Il a été récemment rapporté de rares cas d’érythroblastopénies
avec anticorps anti-érythropoïétine, principalement avec l’EPOα,
mais également avec l’EPOβ, survenant après plusieurs mois ou
années de traitement, en majorité lors d’injections par voie souscutanée ; pour l’EPOα, la fréquence est estimée à 20,06 pour
100 000 patients-années par voie sous-cutanée et 0,67 pour
100 000 patients-années par voie intraveineuse (32).
Lors des études cliniques de la NESP, ces anticorps ont été
recherchés. À ce jour, il n’en a pas été trouvé, mais le nombre
de patients est plus faible et le recul plus limité qu’avec les
EPOα et β.
CONCLUSION
La darbepoetin alfa présente une activité biologique comparable à celle de l’érythropoïétine humaine recombinante utilisée en thérapeutique, mais avec des administrations plus espacées, ce qui peut être un avantage chez de nombreux patients,
en particulier ambulatoires.
À ce jour, la darbepoetin alfa n’est indiquée que dans le traitement de l’anémie, liée à l’insuffisance rénale chronique chez
l’adulte et l’enfant de plus de 11 ans, et dans celle de patients
adultes atteints de tumeurs solides et traités par chimiothérapie. Des extensions d’indication sont en cours d’étude.

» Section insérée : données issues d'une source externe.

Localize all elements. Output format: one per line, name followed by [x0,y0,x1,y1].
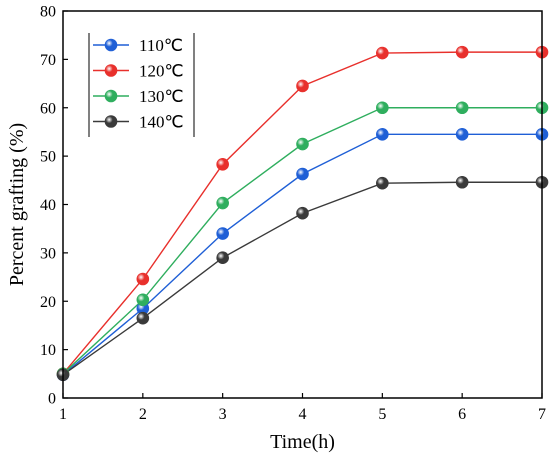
x-tick-label: 6 [458,406,466,423]
legend-marker [104,115,118,128]
y-tick-label: 70 [40,52,56,69]
data-point [455,128,469,141]
x-tick-label: 4 [299,406,307,423]
data-point [216,251,229,265]
y-tick-label: 50 [40,149,56,166]
legend-label: 110℃ [139,36,183,55]
y-tick-label: 30 [40,245,56,262]
y-tick-label: 40 [40,197,56,214]
y-tick-label: 10 [40,342,56,359]
data-point [296,79,309,93]
x-tick-label: 5 [378,406,386,423]
y-tick-label: 60 [40,100,56,117]
legend: 110℃ 120℃ 130℃ 140℃ [88,33,195,137]
data-point [136,272,150,286]
data-point [376,176,389,190]
x-axis: 1 2 3 4 5 6 7 [59,393,546,423]
x-tick-label: 2 [139,406,147,423]
y-tick-label: 0 [48,391,56,408]
data-point [376,128,389,141]
x-tick-label: 3 [219,406,227,423]
x-tick-label: 1 [59,406,67,423]
data-point [296,167,309,181]
data-point [376,101,389,115]
data-point [376,46,389,60]
legend-marker [104,38,118,52]
y-axis-label: Percent grafting (%) [6,123,28,286]
legend-marker [104,64,118,77]
y-tick-label: 80 [40,4,56,21]
y-axis: 0 10 20 30 40 50 60 70 80 [40,4,68,408]
data-point [455,45,469,59]
y-tick-label: 20 [40,294,56,311]
data-point [296,137,309,151]
legend-label: 130℃ [139,87,184,106]
data-point [136,311,150,325]
data-point [455,101,469,115]
data-point [216,227,229,240]
series-markers [56,45,549,382]
plot-frame [62,10,543,399]
x-axis-label: Time(h) [270,431,335,453]
legend-label: 140℃ [139,113,184,132]
data-point [296,206,309,220]
data-point [216,158,229,171]
legend-label: 120℃ [139,62,184,81]
x-tick-label: 7 [538,406,546,423]
data-point [216,196,229,210]
legend-marker [104,89,118,103]
data-point [455,175,469,189]
data-point [136,293,150,307]
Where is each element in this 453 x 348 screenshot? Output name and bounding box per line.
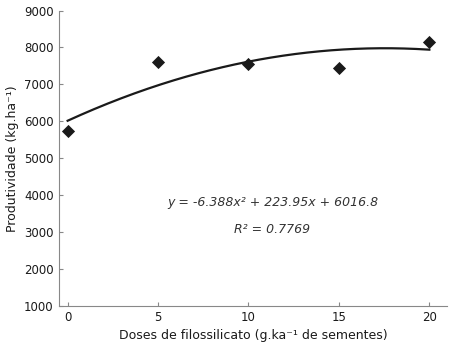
Y-axis label: Produtividade (kg.ha⁻¹): Produtividade (kg.ha⁻¹) xyxy=(5,85,19,232)
Point xyxy=(64,128,71,133)
Text: y = -6.388x² + 223.95x + 6016.8: y = -6.388x² + 223.95x + 6016.8 xyxy=(167,196,378,209)
Point xyxy=(426,39,433,45)
X-axis label: Doses de filossilicato (g.ka⁻¹ de sementes): Doses de filossilicato (g.ka⁻¹ de sement… xyxy=(119,330,387,342)
Point xyxy=(245,61,252,67)
Point xyxy=(335,65,342,71)
Point xyxy=(154,60,162,65)
Text: R² = 0.7769: R² = 0.7769 xyxy=(234,223,310,236)
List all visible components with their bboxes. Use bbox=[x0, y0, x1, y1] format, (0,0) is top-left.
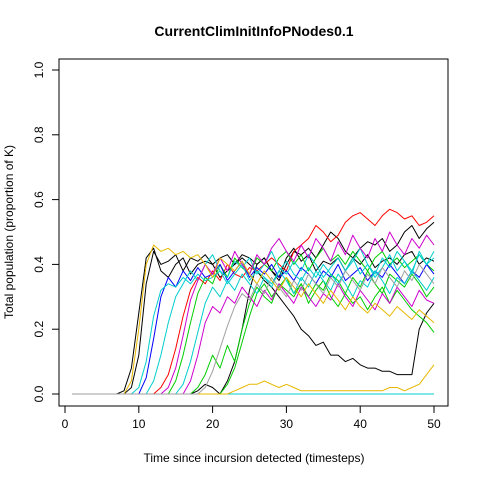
series-line-10 bbox=[72, 247, 435, 395]
y-tick-label: 0.6 bbox=[32, 191, 46, 208]
y-tick-label: 0.0 bbox=[32, 385, 46, 402]
series-line-3 bbox=[72, 221, 435, 395]
y-tick-label: 0.4 bbox=[32, 256, 46, 273]
series-line-16 bbox=[72, 364, 435, 395]
x-tick-label: 40 bbox=[354, 417, 368, 431]
series-line-11 bbox=[72, 270, 435, 395]
series-line-14 bbox=[72, 283, 435, 395]
y-tick-label: 0.2 bbox=[32, 321, 46, 338]
series-line-15 bbox=[72, 244, 435, 395]
x-tick-label: 10 bbox=[132, 417, 146, 431]
chart-title: CurrentClimInitInfoPNodes0.1 bbox=[154, 23, 353, 39]
x-tick-label: 50 bbox=[427, 417, 441, 431]
series-line-13 bbox=[72, 231, 435, 395]
series-layer bbox=[72, 208, 435, 395]
y-tick-label: 1.0 bbox=[32, 61, 46, 78]
series-line-6 bbox=[72, 270, 435, 395]
x-axis: 0 10 20 30 40 50 bbox=[62, 405, 441, 431]
x-tick-label: 20 bbox=[206, 417, 220, 431]
series-line-1 bbox=[72, 247, 435, 395]
series-line-5 bbox=[72, 280, 435, 395]
series-line-8 bbox=[72, 260, 435, 395]
y-axis: 0.0 0.2 0.4 0.6 0.8 1.0 bbox=[32, 61, 60, 402]
y-tick-label: 0.8 bbox=[32, 126, 46, 143]
series-line-7 bbox=[72, 247, 435, 395]
series-line-17 bbox=[72, 263, 435, 395]
x-tick-label: 0 bbox=[62, 417, 69, 431]
x-axis-label: Time since incursion detected (timesteps… bbox=[144, 451, 365, 465]
series-line-4 bbox=[72, 208, 435, 395]
x-tick-label: 30 bbox=[280, 417, 294, 431]
y-axis-label: Total population (proportion of K) bbox=[2, 145, 16, 319]
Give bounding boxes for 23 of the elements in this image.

L’augmentation de l’intervalle d’administration est particulièrement intéressant en pédiatrie, et il serait souhaitable de
disposer d’études dans cette population permettant de traiter
des enfants de moins de 11 ans.
L’équivalence des doses intraveineuses et sous-cutanées permet certainement de “revenir” à l’administration intraveineuse
chez les patients hémodialysés en s’affranchissant du surcoût
entraîné par cette voie avec les EPOα et β.
La darbepoetin alfa est une alternative aux deux EPO actuellement commercialisées, ce qui peut être intéressant compte tenu
des événements indésirables décrits ces derniers temps, mais
le recul avec la darbepoetin alfa est limité, et sa place dans la
panoplie thérapeutique reste à préciser.